The Glossary of 3D artists. Are you a 3D artist (or want to become one) and are looking for the most suitable way to express yourself and describe your projects to potential customers?
Terminology is a fundamental part of any business, almost like an art form. Mastering the correct terminology when working with a 3D artist and having a glossary of a 3D artist is vital. Learning the most suitable terminology for the 3D visualization sector also helps to communicate projects created with advanced 3D renderings in the most professional way possible.
The Glossary of 3D artists. Essential terminology for understanding 3D renderings
Let’s learn all the fundamental terms of the 3D artist’s glossary.
- Architectural 3D model
An architectural 3D model is a 3D representation of an architectural object. A building, landscape model, or anything that can be presented in 3D can be considered a 3D model.
- 3D rendering style
3D rendering is an extremely vast artistic world and can be characterized by many different styles. From watercolor to shading; knowing the different 3D rendering styles will also help you to have a critical view of the project itself.
- 3D wireframe modeling
Wireframe modeling is a form of 3D rendering that can be used to represent the skeleton of a model. Usually this modeling is used on draft work or in the early stages of 3D rendering so as to allow fundamental changes to be made to the model before the rest is created. This is one of the most common terms in the 3D artists glossary.
- Virtual tours
A virtual tour is one of the best known and most characterizing aspects of the architectural projects presented in a live interactive simulation. This form of 3D visualization allows you to really enter the project and experience its livability in a simulated environment.
This type of terminology refers to the number of polygons placed within a particular model. Low poly models are made up of low polygons, which makes the final product less precise and vague. These are easier models to create and are usually found in the initial drafts of projects. On the other hand, high poly models have a much smoother appearance, finer detail, and are usually used to define the final draft of an architectural model.
- High resolution vs. low resolution
Resolution implies the amount of detail (pixels) that an image can contain. The greater the number of pixels in a given image, the higher its resolution will be. Another term related to resolution is PPI (pixels per inch). Any image below 300 PPI should be considered low resolution.
- Interior rendering vs. exterior rendering
This is especially true for architectural projects. Each building has an exterior and an interior, so you need to make them both to get a good idea of what the structure as a whole will look like. Depending on what your project entails, you will need different renders with different details. The exterior rendering will show its main exterior features, materials, and dimensions. The interior rendering instead will show the floor plans of the rooms and floors, the suggested furniture, and all the unique interior features.
- Textures, reflections ,and lighting
Texturing is one of the essential pieces of a 3D rendering , with which it will be possible to obtain a texture of any model or structural part. Different textures will give your structure a different feel and finding the right texture should be considered an essential step in the 3D processing process.
- CG rendering vs.

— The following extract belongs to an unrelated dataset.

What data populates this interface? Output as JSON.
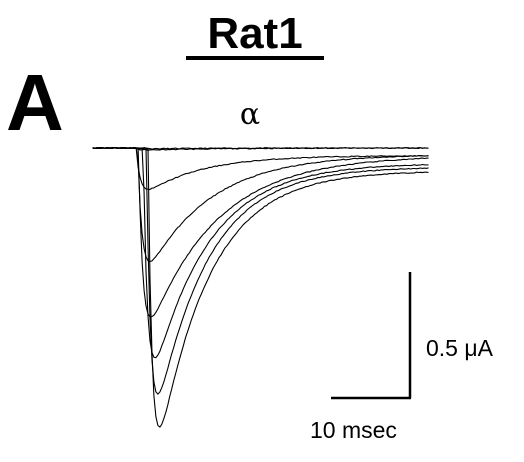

CG animation
CG rendering stands for computer generated rendering . Rendering is the process of rendering a 3D model from 2D images. A CG rendering is simply a synonym for 3D rendering. CG animation on the other hand is a photorealistic 3D animation that shows the rendering of your CG in a motion setting. It requires numerous 3D rendering frames , which are then animated into a 3D video to simulate motion.
- Post production
Post production is the final stage of the 3D rendering process . This is the step where all the final details are entered and where the design as a whole is polished and fine-tuned to be presented to colleagues or clients.
Photorealism is a term that implies the amount of photorealistic detail placed within a model. To achieve a photorealistic product, a 3D visualization expert will need to make the final draft as perfect as possible, making it virtually indistinguishable from a real photograph.
CAD stands for Computer-Aided Design . It’s a term used primarily to define software that helps 3D visualization experts design their model and is also the industry standard in 3D rendering . CAD software is used for everything from architectural design to engineering, making work much easier, more convenient, and faster.
CGI stands for Computer-Generated Images, a concept that includes all computer-generated images, such as still or moving images in a 3D setting .
This is all you need in your personal 3D artist glossary!